Try this: divide C/N. Call it D. Have index in the array as double number I. Have another variable as counter, M.
double D = (double)C / (double)N;
double I = 0.0;
int M = N;
while (M > 0) {
if (checkboxes[Round(I)].Checked) { // if we selected it, skip to next
I += 1.0;
continue;
}
checkboxes[Round(I)].Checked = true;
M --;
I += D;
if (Round(I) >= C) { // wrap around the end
I -= C;
}
}
Please note that Round(x) should return nearest integer value for x.
This one could work for you.
I think the key is to keep count of how many boxes you expect to have per check.
Say you want 33 checks in 100 boxes. 100 / 33 = 3.030303..., so you expect to have one check every 3.030303... boxes. That means every 3.030303... boxes, you need to add a check. 66 checks in 100 boxes would mean one check every 1.51515... boxes, 11 checks in 111 boxes would mean one check every 10.090909... boxes, and so on.
double count = 0;
for (int i = 0; i < boxes; i++) {
count += 1;
if (count >= boxes/checks) {
checkboxes[i] = true;
count -= count.truncate(); // so 1.6 becomes 0.6 - resetting the count but keeping the decimal part to keep track of "partial boxes" so far
}
}
You might rather use decimal as opposed to double for count, or there's a slight chance the last box will get skipped due to rounding errors.
Bresenham-like algorithm is suitable to distribute checkboxes evenly. Output of 'x' corresponds to Y-coordinate change. It is possible to choose initial err as random value in range [0..places) to avoid biasing.
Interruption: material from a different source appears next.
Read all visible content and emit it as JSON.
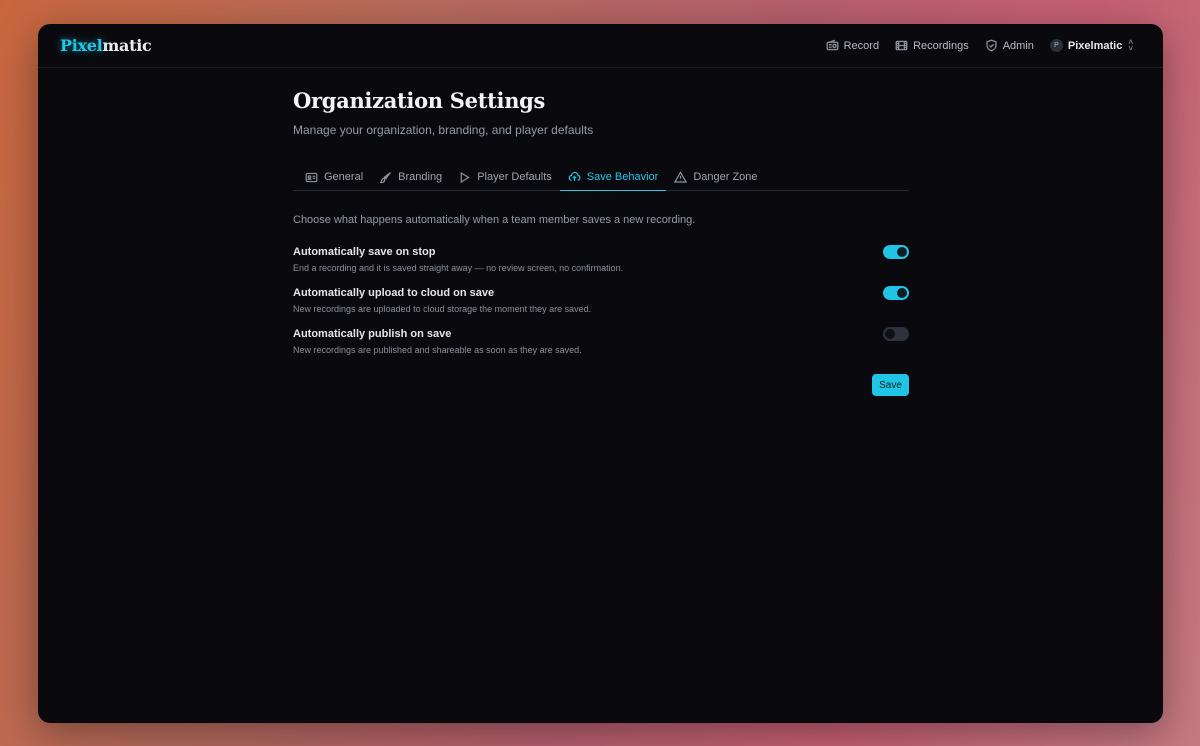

def Distribute(places, stars):
err = places // 2
res = ''
for i in range(0, places):
err = err - stars
if err < 0 :
res = res + 'x'
err = err + places
else:
res = res + '-'
print(res)
Distribute(24,17)
Distribute(24,12)
Distribute(24,5)
output:
x-xxx-xx-xx-xxx-xx-xxx-x
-x-x-x-x-x-x-x-x-x-x-x-x
--x----x----x---x----x--
Quick html/javascript solution:
<html>
<body>
<div id='container'></div>
<script>
var cbCount = 111;
var cbCheckCount = 11;
var cbRatio = cbCount / cbCheckCount;
var buildCheckCount = 0;
var c = document.getElementById('container');
for (var i=1; i <= cbCount; i++) {
// make a checkbox
var cb = document.createElement('input');
cb.type = 'checkbox';
test = i / cbRatio - buildCheckCount;
if (test >= 1) {
// check the checkbox we just made
cb.checked = 'checked';
buildCheckCount++;
}
c.appendChild(cb);
c.appendChild(document.createElement('br'));
}
</script>
</body></html>
Adapt code from one question's answer or another answer from earlier this month. Set N = x = number of checkboxes and M = y = number to be checked and apply formula (N*i+N)/M - (N*i)/M for section sizes. (Also see Joey Adams' answer.)
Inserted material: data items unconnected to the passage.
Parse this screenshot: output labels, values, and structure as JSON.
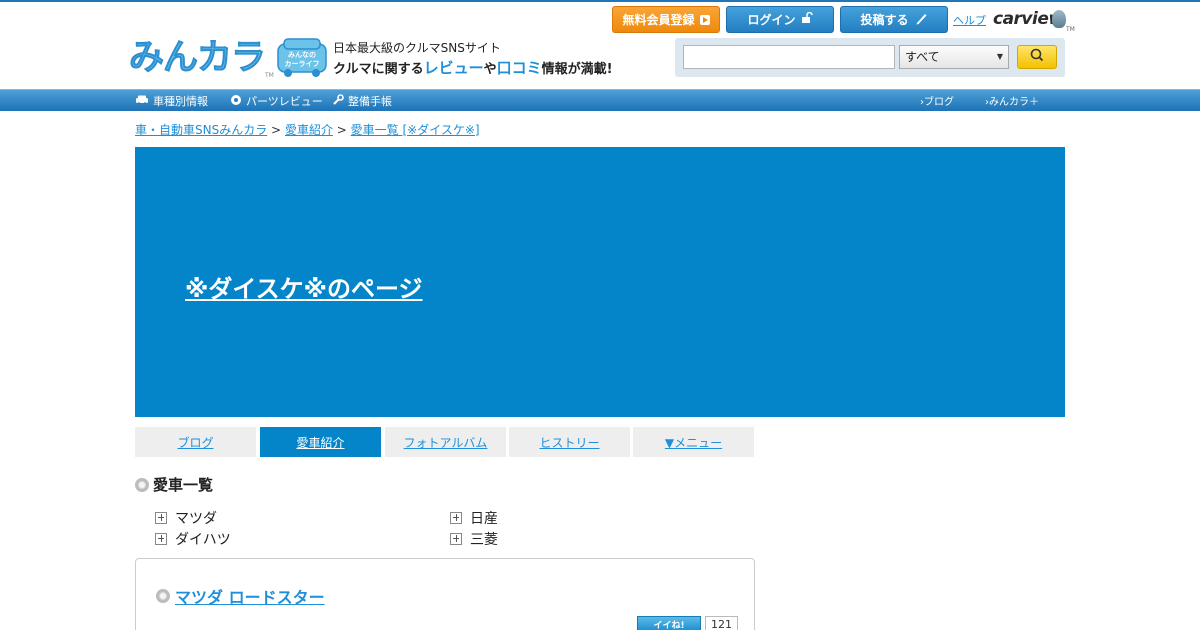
{
  "header": {
    "logo_text": "みんカラ",
    "logo_tm": "TM",
    "badge_text": "みんなのカーライフ",
    "tagline_top": "日本最大級のクルマSNSサイト",
    "tagline_pre": "クルマに関する",
    "tagline_hl1": "レビュー",
    "tagline_mid": "や",
    "tagline_hl2": "口コミ",
    "tagline_post": "情報が満載!",
    "btn_register": "無料会員登録",
    "btn_login": "ログイン",
    "btn_post": "投稿する",
    "help": "ヘルプ",
    "carview": "carview",
    "carview_tm": "TM"
  },
  "search": {
    "value": "",
    "category_selected": "すべて"
  },
  "nav": {
    "items": [
      "車種別情報",
      "パーツレビュー",
      "整備手帳"
    ],
    "right": [
      "ブログ",
      "みんカラ＋"
    ]
  },
  "breadcrumb": {
    "home": "車・自動車SNSみんカラ",
    "sep": ">",
    "level2": "愛車紹介",
    "level3": "愛車一覧 [※ダイスケ※]"
  },
  "hero": {
    "title": "※ダイスケ※のページ"
  },
  "tabs": [
    "ブログ",
    "愛車紹介",
    "フォトアルバム",
    "ヒストリー",
    "▼メニュー"
  ],
  "active_tab": "愛車紹介",
  "section": {
    "title": "愛車一覧",
    "makers": [
      "マツダ",
      "日産",
      "ダイハツ",
      "三菱"
    ]
  },
  "car": {
    "name": "マツダ ロードスター",
    "iine_label": "イイね!",
    "iine_count": "121"
  },
  "colors": {
    "accent_blue": "#0585c9",
    "link_blue": "#1e8fd8",
    "register_orange": "#ee8a0c",
    "search_yellow": "#f2c200"
  }
}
In python, the adapted code is:
N=100; M=33; p=0;
for i in range(M):
k = (N+N*i)/M
for j in range(p,k-1): print "-",
print "x",
p=k
which produces
- - x - - x - - x - - x - - [...] x - - x - - - x where [...] represents 25 --x repetitions.
With M=66 the code gives
x - x x - x x - x x - x x - [...] x x - x x - x - x where [...] represents mostly xx- repetitions, with one x- in the middle.
Note, in C or java: Substitute for (i=0; i<M; ++i) in place of for i in range(M):. Substitute for (j=p; j<k-1; ++j) in place of for j in range(p,k-1):.
Correctness: Note that M = x boxes get checked because print "x", is executed M times.
What about using Fisher–Yates shuffle ?
Make array, shuffle and pick first n elements. You do not need to shuffle all of them, just first n of array. Shuffling can be find in most language libraries.